About Photographing Rural Ranchers

This exhibit is focused on Blake’s interest in people who are directly involved with the land upon which they live. “Some of the ranches I’ve photographed are small, run by individual families; some ranches are large with hired hands. But size doesn’t matter in one very important way: the Cowboy Tradition is our American myth – kind of the ‘Camelot’ of the American West. This is a tradition that was born of a time when there was no government control or interference. These people are fiercely independent. They figure out how to solve their problems without picking up a phone or using a credit card.
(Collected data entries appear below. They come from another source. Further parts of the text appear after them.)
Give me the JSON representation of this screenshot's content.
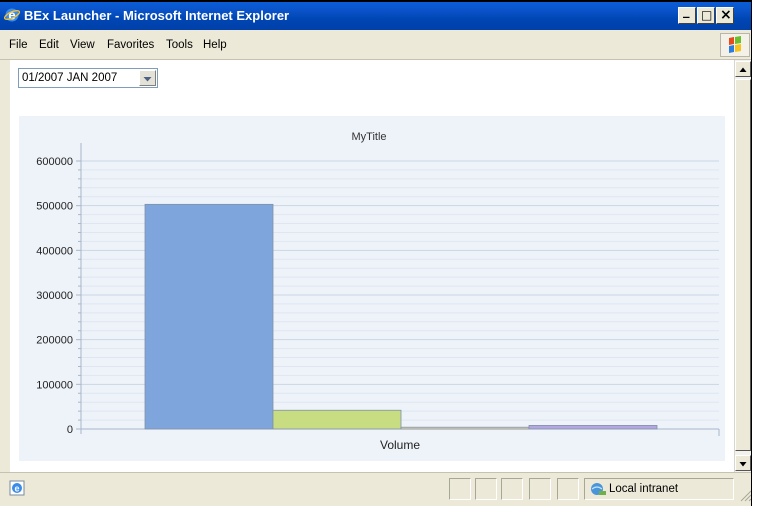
{
  "window": {
    "title": "BEx Launcher - Microsoft Internet Explorer",
    "minimize_glyph": "_",
    "maximize_glyph": "□",
    "close_glyph": "×"
  },
  "menu": {
    "items": [
      {
        "label": "File"
      },
      {
        "label": "Edit"
      },
      {
        "label": "View"
      },
      {
        "label": "Favorites"
      },
      {
        "label": "Tools"
      },
      {
        "label": "Help"
      }
    ]
  },
  "filter": {
    "selected": "01/2007 JAN 2007"
  },
  "status": {
    "zone": "Local intranet"
  },
  "colors": {
    "titlebar": "#0a53c8",
    "chart_background": "#eef3fa"
  },
  "chart_data": {
    "type": "bar",
    "title": "MyTitle",
    "xlabel": "Volume",
    "ylabel": "",
    "ylim": [
      0,
      600000
    ],
    "yticks": [
      0,
      100000,
      200000,
      300000,
      400000,
      500000,
      600000
    ],
    "yticklabels": [
      "0",
      "100000",
      "200000",
      "300000",
      "400000",
      "500000",
      "600000"
    ],
    "categories": [
      "Volume"
    ],
    "series": [
      {
        "values": [
          503000
        ],
        "color": "#7fa6dc"
      },
      {
        "values": [
          42000
        ],
        "color": "#c8dc82"
      },
      {
        "values": [
          4000
        ],
        "color": "#ead7a6"
      },
      {
        "values": [
          8000
        ],
        "color": "#b4a6e1"
      }
    ],
    "grid": true,
    "legend": "none"
  }
}
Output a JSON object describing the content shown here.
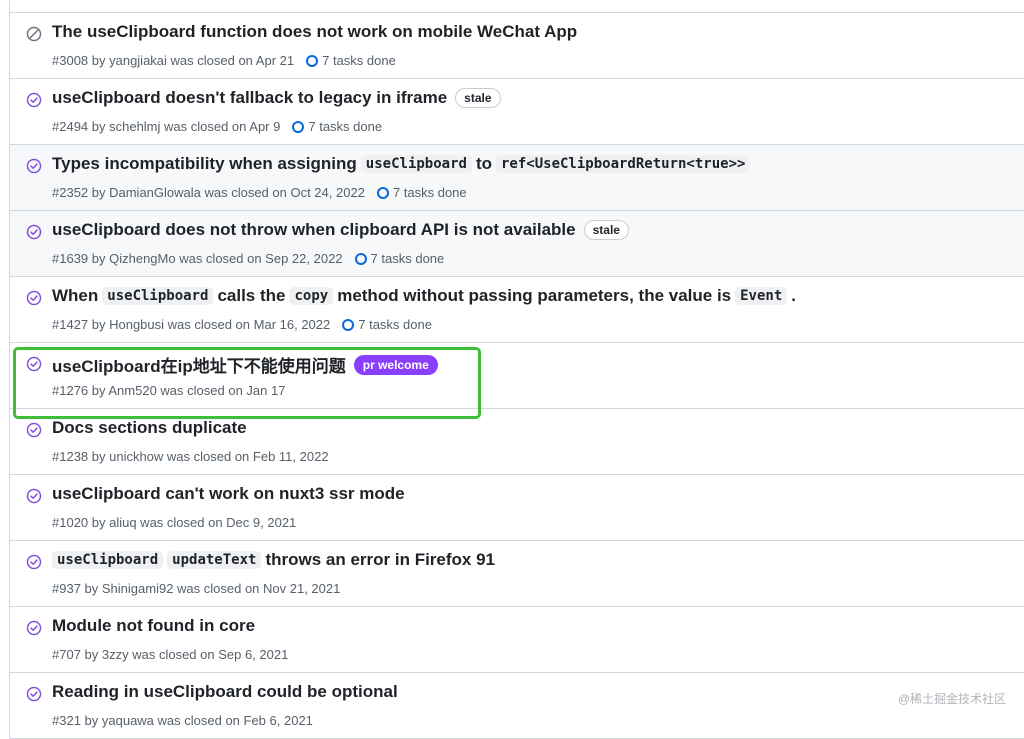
{
  "issues": [
    {
      "title_parts": [
        {
          "t": "text",
          "v": "The useClipboard function does not work on mobile WeChat App"
        }
      ],
      "meta": "#3008 by yangjiakai was closed on Apr 21",
      "tasks": "7 tasks done",
      "icon": "not-planned-icon"
    },
    {
      "title_parts": [
        {
          "t": "text",
          "v": "useClipboard doesn't fallback to legacy in iframe"
        }
      ],
      "label": "stale",
      "label_type": "stale",
      "meta": "#2494 by schehlmj was closed on Apr 9",
      "tasks": "7 tasks done",
      "icon": "completed-icon"
    },
    {
      "title_parts": [
        {
          "t": "text",
          "v": "Types incompatibility when assigning"
        },
        {
          "t": "code",
          "v": "useClipboard"
        },
        {
          "t": "text",
          "v": "to"
        },
        {
          "t": "code",
          "v": "ref<UseClipboardReturn<true>>"
        }
      ],
      "meta": "#2352 by DamianGlowala was closed on Oct 24, 2022",
      "tasks": "7 tasks done",
      "icon": "completed-icon"
    },
    {
      "title_parts": [
        {
          "t": "text",
          "v": "useClipboard does not throw when clipboard API is not available"
        }
      ],
      "label": "stale",
      "label_type": "stale",
      "meta": "#1639 by QizhengMo was closed on Sep 22, 2022",
      "tasks": "7 tasks done",
      "icon": "completed-icon"
    },
    {
      "title_parts": [
        {
          "t": "text",
          "v": "When"
        },
        {
          "t": "code",
          "v": "useClipboard"
        },
        {
          "t": "text",
          "v": "calls the"
        },
        {
          "t": "code",
          "v": "copy"
        },
        {
          "t": "text",
          "v": "method without passing parameters, the value is"
        },
        {
          "t": "code",
          "v": "Event"
        },
        {
          "t": "text",
          "v": "."
        }
      ],
      "meta": "#1427 by Hongbusi was closed on Mar 16, 2022",
      "tasks": "7 tasks done",
      "icon": "completed-icon"
    },
    {
      "title_parts": [
        {
          "t": "text",
          "v": "useClipboard在ip地址下不能使用问题"
        }
      ],
      "label": "pr welcome",
      "label_type": "pr",
      "meta": "#1276 by Anm520 was closed on Jan 17",
      "icon": "completed-icon"
    },
    {
      "title_parts": [
        {
          "t": "text",
          "v": "Docs sections duplicate"
        }
      ],
      "meta": "#1238 by unickhow was closed on Feb 11, 2022",
      "icon": "completed-icon"
    },
    {
      "title_parts": [
        {
          "t": "text",
          "v": "useClipboard can't work on nuxt3 ssr mode"
        }
      ],
      "meta": "#1020 by aliuq was closed on Dec 9, 2021",
      "icon": "completed-icon"
    },
    {
      "title_parts": [
        {
          "t": "code",
          "v": "useClipboard"
        },
        {
          "t": "code",
          "v": "updateText"
        },
        {
          "t": "text",
          "v": "throws an error in Firefox 91"
        }
      ],
      "meta": "#937 by Shinigami92 was closed on Nov 21, 2021",
      "icon": "completed-icon"
    },
    {
      "title_parts": [
        {
          "t": "text",
          "v": "Module not found in core"
        }
      ],
      "meta": "#707 by 3zzy was closed on Sep 6, 2021",
      "icon": "completed-icon"
    },
    {
      "title_parts": [
        {
          "t": "text",
          "v": "Reading in useClipboard could be optional"
        }
      ],
      "meta": "#321 by yaquawa was closed on Feb 6, 2021",
      "icon": "completed-icon"
    }
  ],
  "alt_rows": [
    2,
    3
  ],
  "highlighted_index": 5,
  "watermark": "@稀土掘金技术社区",
  "colors": {
    "completed": "#8250df",
    "not_planned": "#6e7781",
    "pr_label": "#8a3ffc",
    "highlight": "#3fbe3a",
    "tasks_ring": "#0969da"
  }
}
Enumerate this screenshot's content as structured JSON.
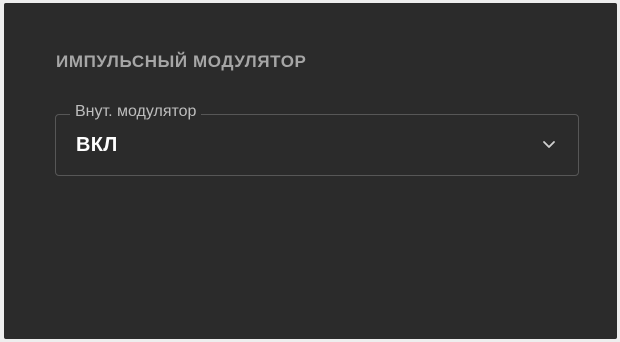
{
  "section": {
    "title": "ИМПУЛЬСНЫЙ МОДУЛЯТОР"
  },
  "modulator_select": {
    "label": "Внут. модулятор",
    "value": "ВКЛ",
    "icon": "chevron-down-icon"
  },
  "colors": {
    "panel_background": "#2b2b2b",
    "title_text": "#a6a6a6",
    "field_border": "#575757",
    "value_text": "#ffffff"
  }
}
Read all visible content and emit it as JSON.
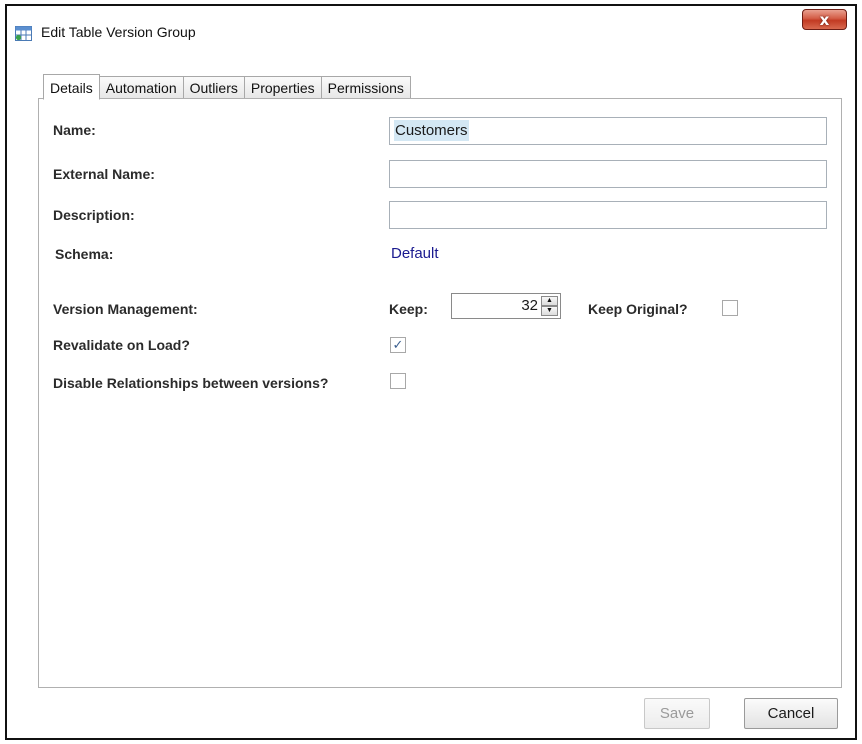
{
  "window": {
    "title": "Edit Table Version Group",
    "close_label": "x"
  },
  "tabs": [
    {
      "label": "Details",
      "active": true
    },
    {
      "label": "Automation",
      "active": false
    },
    {
      "label": "Outliers",
      "active": false
    },
    {
      "label": "Properties",
      "active": false
    },
    {
      "label": "Permissions",
      "active": false
    }
  ],
  "form": {
    "name_label": "Name:",
    "name_value": "Customers",
    "external_name_label": "External Name:",
    "external_name_value": "",
    "description_label": "Description:",
    "description_value": "",
    "schema_label": "Schema:",
    "schema_value": "Default",
    "version_management_label": "Version Management:",
    "keep_label": "Keep:",
    "keep_value": "32",
    "keep_original_label": "Keep Original?",
    "keep_original_checked": false,
    "revalidate_label": "Revalidate on Load?",
    "revalidate_checked": true,
    "disable_relationships_label": "Disable Relationships between versions?",
    "disable_relationships_checked": false
  },
  "buttons": {
    "save_label": "Save",
    "save_enabled": false,
    "cancel_label": "Cancel"
  },
  "icons": {
    "checkmark": "✓",
    "spin_up": "▲",
    "spin_down": "▼"
  }
}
Ranch children, who grow up with this mindset are fascinating. Most of these children are homeschooled and have chores and responsibilities. These children are not ferried about like urban children, rather they work—and play—alongside the adults as the day’s work is done. They are really sharp, and develop a kind of confidence that comes from being part of a working team from an early age. Their life style seems very healthy to me; they spend much of their time outside being physically very active. They grow up knowing their environment: the land, the weather, the animals. No one goes to work in a ranch family – they simply live their lives and take care of business,” explained Blake.

 

About the Photography Process

Blake used both film-based and digital technologies in the images in this exhibition. Digital photography is an especially immediate technique. She explained that the digital medium helped her subjects see what she was trying to do right away. “With the children it was very advantageous. They love to see what I was seeing,” commented Blake. “When I am working with film, I am more invisible. No one stops working to look at the screen on my camera. The color photographs in the exhibit were produced with a digital 35mm Canon and were printed on watercolor paper. The large black and white prints were made with a Hasselblad and I scanned the negatives and printed on watercolor paper. The silver gelatin prints, also made with the Hasselblad, were printed in an old-fashioned wetlab.

 

About Madeleine Graham Blake

Born in Klamath Falls, Oregon, Blake was given her first camera at the age of nine. Growing up in small towns in California and Oregon, she finally settled in the Bay Area, receiving a degree in photography at San Francisco State College (now California University at San Francisco).  Her husband, Tupper Ansel Bake, a wildlife photographer of some renown, brought her back to the Klamath area.

Blake works both in fine art and documentary photography styles. She has an innate talent for capturing intimate portraits and emotive outdoor scenes. She has been focused in recent years on the lives of people living in rural areas. Her latest subjects have been located in the American West, Tibet and Mongolia.

She is co-author of Balancing Water: Restoration in the Klamath Basin and Mandeville Island: A Fine Balance, both with Tupper Ansel Blake and William Kittredge. Her photographs are included in The Family Ranch: Land, Children and Tradition in the American West written by Linda Hussa.

Madeleine Blake taught photography at Dominican University of California in San Rafael. Her work is regularly shown in museums and galleries in the West. Recent shows include the High Desert Museum in Bend, Oregon, The Western Folklife Center, Elko, NV, and the Favell Museum in Klamath Falls, Oregon. Her images have graced such publications as Western Horseman, Range Magazine, Orion and Darkroom Magazine.

 

About the Shaw Historical Library

The Shaw Historical Library was founded in 1983. The Shaw’s mission is to acquire, preserve, and share the history of the Land of Lakes (Southern Oregon, Northern California, and Northwestern Nevada) and inspire discovery of the region’s heritage. The library’s collections include 3000+ books, periodicals, and newspapers, 2000+ maps, 7000+ photographic prints and negatives, 700+ audio and visual materials, and over 220 linear feet of archival materials. Specific areas of interest include the timber industry, native peoples, water use in the Klamath River watershed, Crater Lake National Park, and the Lava Beds National Monument, Japanese American internment during World War II, and local history.

 Since 1986, the Shaw Historical Library has published the scholarly Journal of the Shaw Historical Library about the region’s history.